Abalone are economically important species of molluscs, ranking fourth nationally and worth $190 million. These species have strong potential for future farming and ranching production development. However, with industry increasingly exploring live trade and developing new market access, infections with the parasite Perkinsus olseni can be a barrier for jurisdictions that have previously reported detection of Perkinsus sp. Overseas, Taiwan recently implemented a ban on live imports of abalone from Perkinsus-infected areas and this may be adopted by other countries in the future.
Perkinsus spp. have caused significant mortalities in commercially important mollusc species worldwide. Of these, the OIE listed pathogen, P. olseni, is the only species known to infect abalone in Australia. P. olseni has been reported from molluscs in NSW, VIC, SA, and WA. This parasite has been associated with mass mortality events and subsequent demise of blacklip abalone fisheries in NSW since the early 1990¶s (FRDC Project No. 2004/084).
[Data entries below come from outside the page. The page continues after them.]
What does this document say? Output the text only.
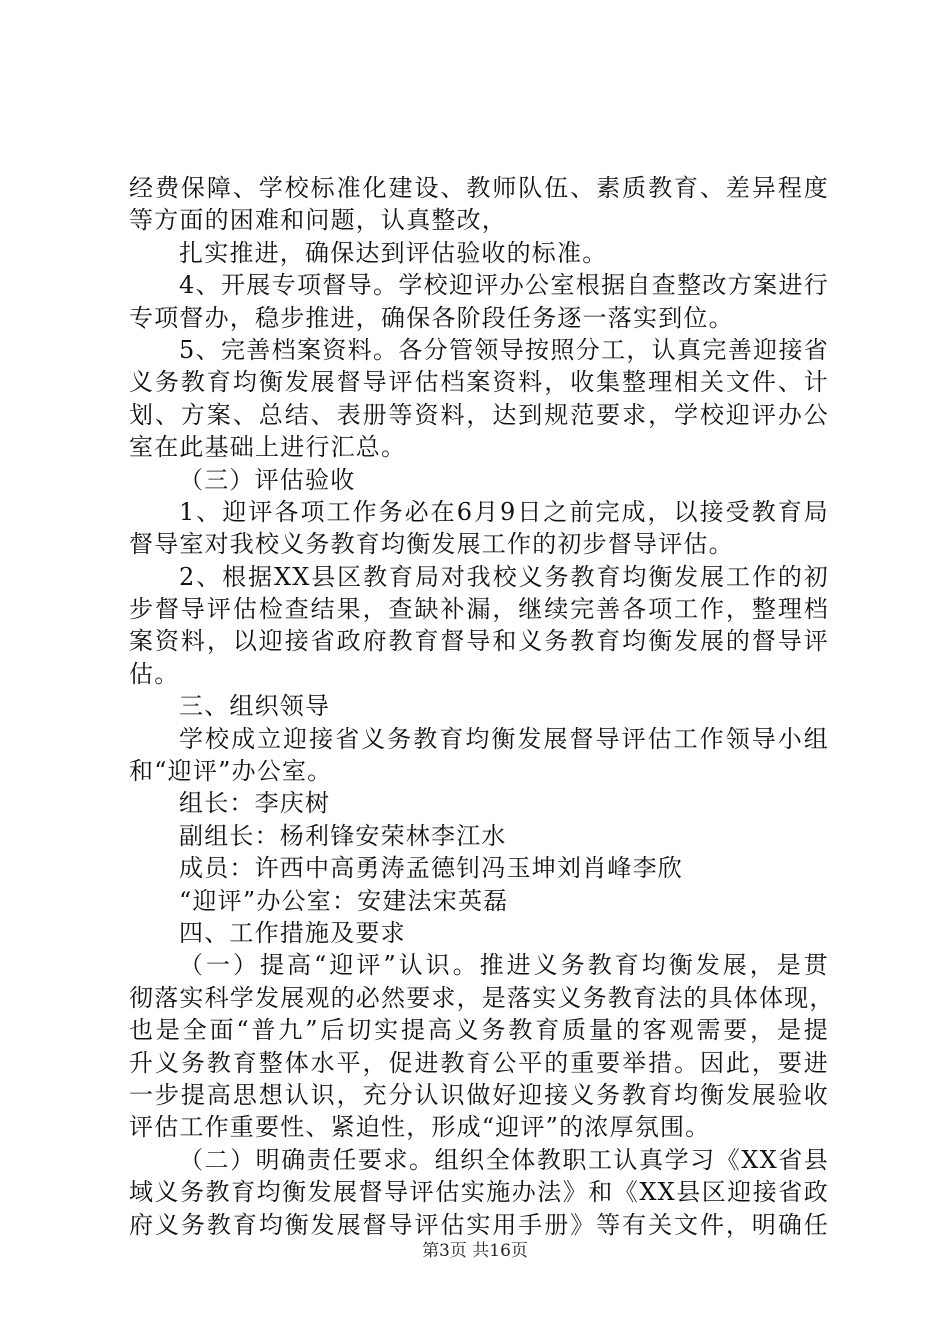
经费保障、学校标准化建设、教师队伍、素质教育、差异程度
等方面的困难和问题，认真整改，
扎实推进，确保达到评估验收的标准。
4、开展专项督导。学校迎评办公室根据自查整改方案进行
专项督办，稳步推进，确保各阶段任务逐一落实到位。
5、完善档案资料。各分管领导按照分工，认真完善迎接省
义务教育均衡发展督导评估档案资料，收集整理相关文件、计
划、方案、总结、表册等资料，达到规范要求，学校迎评办公
室在此基础上进行汇总。
（三）评估验收
1、迎评各项工作务必在6月9日之前完成，以接受教育局
督导室对我校义务教育均衡发展工作的初步督导评估。
2、根据XX县区教育局对我校义务教育均衡发展工作的初
步督导评估检查结果，查缺补漏，继续完善各项工作，整理档
案资料，以迎接省政府教育督导和义务教育均衡发展的督导评
估。
三、组织领导
学校成立迎接省义务教育均衡发展督导评估工作领导小组
和“迎评”办公室。
组长：李庆树
副组长：杨利锋安荣林李江水
成员：许西中高勇涛孟德钊冯玉坤刘肖峰李欣
“迎评”办公室：安建法宋英磊
四、工作措施及要求
（一）提高“迎评”认识。推进义务教育均衡发展，是贯
彻落实科学发展观的必然要求，是落实义务教育法的具体体现，
也是全面“普九”后切实提高义务教育质量的客观需要，是提
升义务教育整体水平，促进教育公平的重要举措。因此，要进
一步提高思想认识，充分认识做好迎接义务教育均衡发展验收
评估工作重要性、紧迫性，形成“迎评”的浓厚氛围。
（二）明确责任要求。组织全体教职工认真学习《XX省县
域义务教育均衡发展督导评估实施办法》和《XX县区迎接省政
府义务教育均衡发展督导评估实用手册》等有关文件，明确任
第3页 共16页
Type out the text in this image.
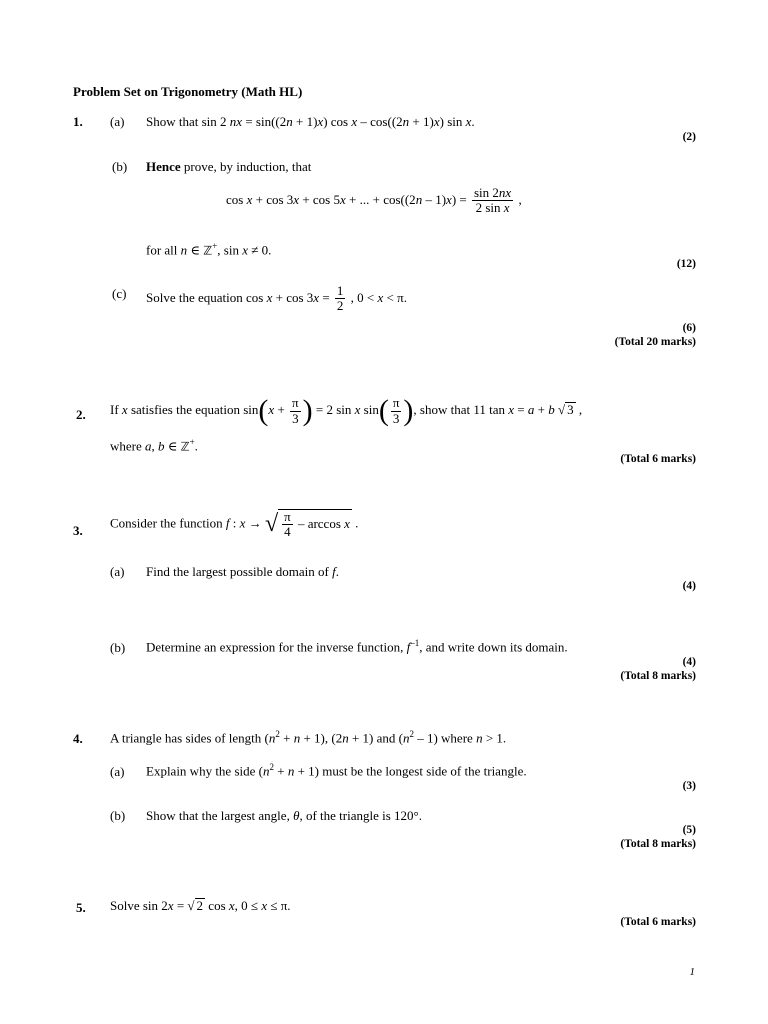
Problem Set on Trigonometry (Math HL)
1. (a) Show that sin 2 nx = sin((2n + 1)x) cos x – cos((2n + 1)x) sin x.
(2)
(b) Hence prove, by induction, that
cos x + cos 3x + cos 5x + ... + $\cos((2n - 1)x) = \frac{\sin 2nx}{\text{2 sin x}}$ ,
for all n ∈ ℤ+, sin x ≠ 0.
(12)
(c) Solve the equation $\cos x + \cos 3x = \frac{1}{2}$ , 0 < x < π.
(6)
(Total 20 marks)
2. If x satisfies the equation $\sin(x + \frac{\pi}{3}$ ) = 2 sin x $\sin( \frac{\pi}{3}$ ), show that 11 tan x = a + b √ 3 ,
where a, b ∈ ℤ+.
(Total 6 marks)
3.
Consider the function f : x → √ $\frac{\pi}{4}$ – arccos x .
(a) Find the largest possible domain of f.
(4)
(b) Determine an expression for the inverse function, $f^{-1}$, and write down its domain.
(4)
(Total 8 marks)
4. A triangle has sides of length $(n^2 + n + 1)$, (2n + 1) and $(n^2 - 1)$ where n > 1.
(a) Explain why the side $(n^2 + n + 1)$ must be the longest side of the triangle.
(3)
(b) Show that the largest angle, θ, of the triangle is 120°.
(5)
(Total 8 marks)
5. Solve sin 2x = √ 2 cos x, 0 ≤ x ≤ π.
(Total 6 marks)
1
Recent investigations in greenlip abalone populations in Western Australia have revealed up to 80% prevalence and highly variable intensities of infection.
However, the investigation of the parasite dynamics and the associated risk factor(s) requires access to effective and efficient detection tools to measure the intensity of infection in an individual abalone and the prevalence of infection in large population surveys. These recent investigations have revealed severe analytical and diagnostic sensitivity and specificity deficiencies within the current protocols including the OIE one, and the various P. olseni strains present in Australia. The industry has highlighted the need for a reliable, rapid and specific method to detect this parasite at the species level (to date, 3 Perkinsus species have been described in Australia) in abalone tissues as well as in haemolymph, and water samples. This will lead to a better understanding of the prevalence and intensity of P. olseni infections on farm and in the wild, which will lead to the implementation of management measures. This lack of effective diagnostic tools is currently severely limiting Australia¶s capabilities to develop effective management
A complete reference genome for P. olseni from South Australia was generated as well as other P. olseni genomes for different geographical isolates and for P. chesapeaki from Queensland. This was the first time that the genomes of these two parasites were sequenced and they will provide invaluable insights into the physiology and origin of this parasite. They will also boost studies investigating host/parasite interactions and pathogenicity. The genomic data categorised the isolates into two groups based on their level of heterozygosity and gene content, with the Oceanian isolates (Australia and New Zealand) having a lower level of heterozygosity than the Eurasian isolates (Japan and Spain). With respect to the diagnostic methods, the internal transcribed spacer (ITS) region that is used for diagnostic tests worldwide, is repeated between 91 and 410 times in the P. olseni genome, which makes it a suitable region for presence/absence testing but unsuitable for quantification using qPCR to determine infection load of the parasite.
Two surface proteins classified as moonlighting proteins: an uncharacterised yet conserved hypothetical protein and a putative 60S ribosomal subunit protein L4, were common to all the P. olseni geographical isolates and were retained as candidates for antibody targets. Therefore, synthetic peptides from these proteins were produced and mice were immunised with these peptides. Mice were also immunised with whole P. olseni cells of the South Australian isolate. The immunisation process was repeated with three batches of mice over a two-year period resulting in the production of several antibodies specific to P. olseni, including different life stages of the parasite.